Paul Reynolds says Vodafone's complaint should never have gone to court. Photo /Brett Phibbs

A confidential deal between rowing telcos Vodafone and Telecom has ended the legal battle but Telecom says it has landed some big punches in the PR fight.

Telecom chief executive Paul Reynolds said the action by Vodafone had been good publicity for the launch of his company's new mobile network.

"It's been a phenomenal PR week for Telecom. We can't believe our luck."

A day after facing off in court, Vodafone and Telecom reached a settlement which saw Vodafone drop its legal action and Telecom agree to remedy the source of interference from its network.

The deal was announced just hours before High Court judge Justice Geoffrey Venning was due to make a legal ruling on Vodafone's application for an injunction on Telecom's new mobile network.

Reynolds said he was delighted with the settlement.

He said in the past 48 hours Vodafone had outlined the issues and engineers from both companies were working side-by-side to fix the problems.

"It should never have gone to court - it's a piece of nonsense," said Reynolds.

He said sorting the dispute out between them was the right way to do business in telecommunications.

"Mobile networks work together all over the world - sometimes three and four players - there's always interference. Radio engineers have to sort out interference issues," said Reynolds.
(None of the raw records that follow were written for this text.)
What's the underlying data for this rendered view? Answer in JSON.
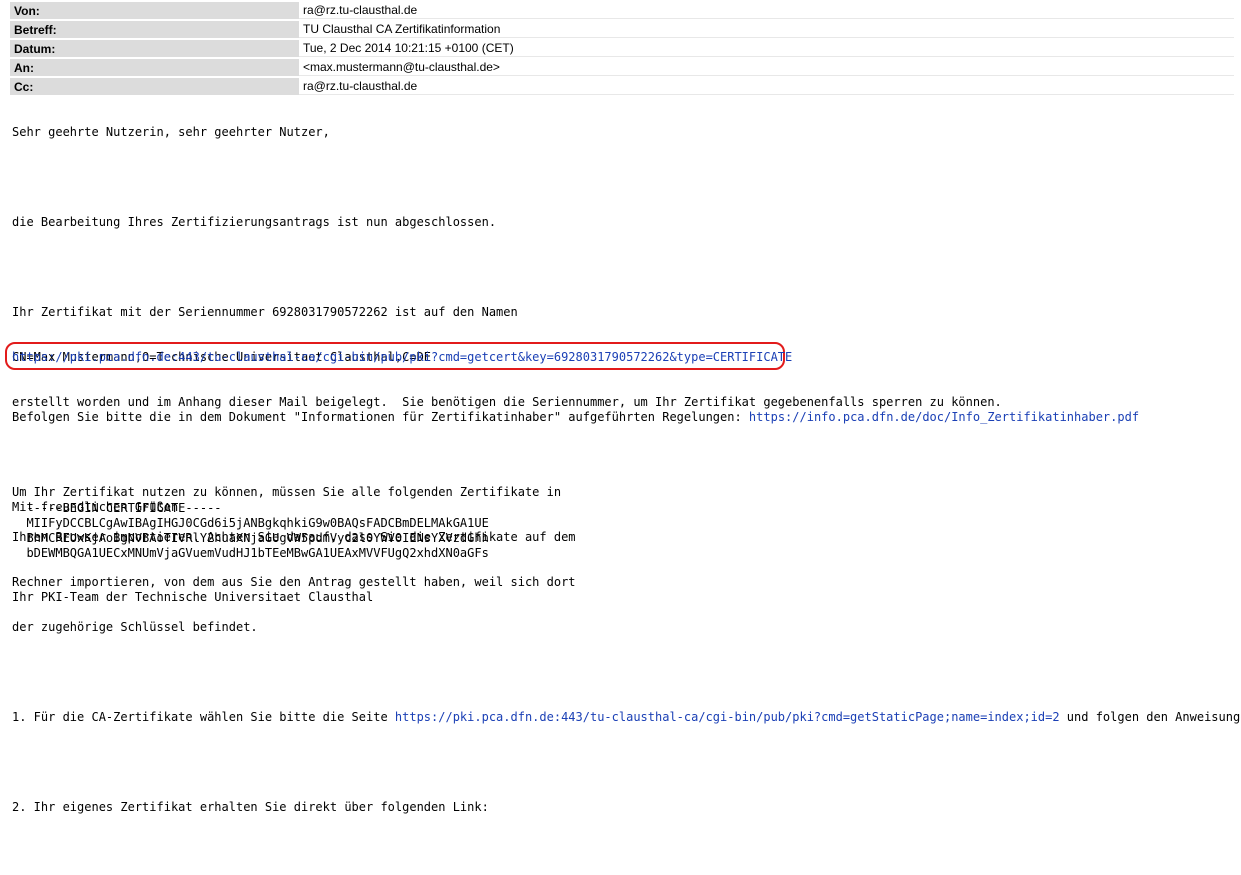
{
  "header": {
    "rows": [
      {
        "label": "Von:",
        "value": "ra@rz.tu-clausthal.de"
      },
      {
        "label": "Betreff:",
        "value": "TU Clausthal CA Zertifikatinformation"
      },
      {
        "label": "Datum:",
        "value": "Tue, 2 Dec 2014 10:21:15 +0100 (CET)"
      },
      {
        "label": "An:",
        "value": "<max.mustermann@tu-clausthal.de>"
      },
      {
        "label": "Cc:",
        "value": "ra@rz.tu-clausthal.de"
      }
    ]
  },
  "body": {
    "greeting": "Sehr geehrte Nutzerin, sehr geehrter Nutzer,",
    "p1": "die Bearbeitung Ihres Zertifizierungsantrags ist nun abgeschlossen.",
    "p2_l1": "Ihr Zertifikat mit der Seriennummer 6928031790572262 ist auf den Namen",
    "p2_l2": "CN=Max Mustermann,O=Technische Universitaet Clausthal,C=DE",
    "p2_l3": "erstellt worden und im Anhang dieser Mail beigelegt.  Sie benötigen die Seriennummer, um Ihr Zertifikat gegebenenfalls sperren zu können.",
    "p3_l1": "Um Ihr Zertifikat nutzen zu können, müssen Sie alle folgenden Zertifikate in",
    "p3_l2": "Ihren Browser importieren. Achten Sie darauf, dass Sie die Zertifikate auf dem",
    "p3_l3": "Rechner importieren, von dem aus Sie den Antrag gestellt haben, weil sich dort",
    "p3_l4": "der zugehörige Schlüssel befindet.",
    "step1_pre": "1. Für die CA-Zertifikate wählen Sie bitte die Seite ",
    "step1_link": "https://pki.pca.dfn.de:443/tu-clausthal-ca/cgi-bin/pub/pki?cmd=getStaticPage;name=index;id=2",
    "step1_post": " und folgen den Anweisungen.",
    "step2": "2. Ihr eigenes Zertifikat erhalten Sie direkt über folgenden Link:",
    "cert_link": "https://pki.pca.dfn.de:443/tu-clausthal-ca/cgi-bin/pub/pki?cmd=getcert&key=6928031790572262&type=CERTIFICATE",
    "rules_pre": "Befolgen Sie bitte die in dem Dokument \"Informationen für Zertifikatinhaber\" aufgeführten Regelungen: ",
    "rules_link": "https://info.pca.dfn.de/doc/Info_Zertifikatinhaber.pdf",
    "closing": "Mit freundlichen Grüßen",
    "signature": "Ihr PKI-Team der Technische Universitaet Clausthal"
  },
  "certificate": {
    "begin": "-----BEGIN CERTIFICATE-----",
    "line1": "MIIFyDCCBLCgAwIBAgIHGJ0CGd6i5jANBgkqhkiG9w0BAQsFADCBmDELMAkGA1UE",
    "line2": "BhMCREUxKjAoBgNVBAoTIVRlY2huaXNjaGUgVW5pdmVyc2l0YWV0IENsYXVzdGhh",
    "line3": "bDEWMBQGA1UECxMNUmVjaGVuemVudHJ1bTEeMBwGA1UEAxMVVFUgQ2xhdXN0aGFs"
  }
}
It was the extent of the interference which was at the heart of the dispute.

Vodafone claimed "spurious" interference was seriously damaging its business, costing the company its reputation at the same time its rival was in the midst of a massive advertising campaign.

Vodafone chief executive Russell Stanners said the company's action had nothing to do with the imminent launch of Telecom's XT Network.

"It's to do with the fact that clearly in the last three months we saw some significant increases in call-quality issues and dropped calls," said Stanners.

"Both parties could have benefited from a conversation on this months ago - it didn't happen," said Stanners. "But be very clear, Telecom are installing filters to address an issue, more than they agreed before we took action."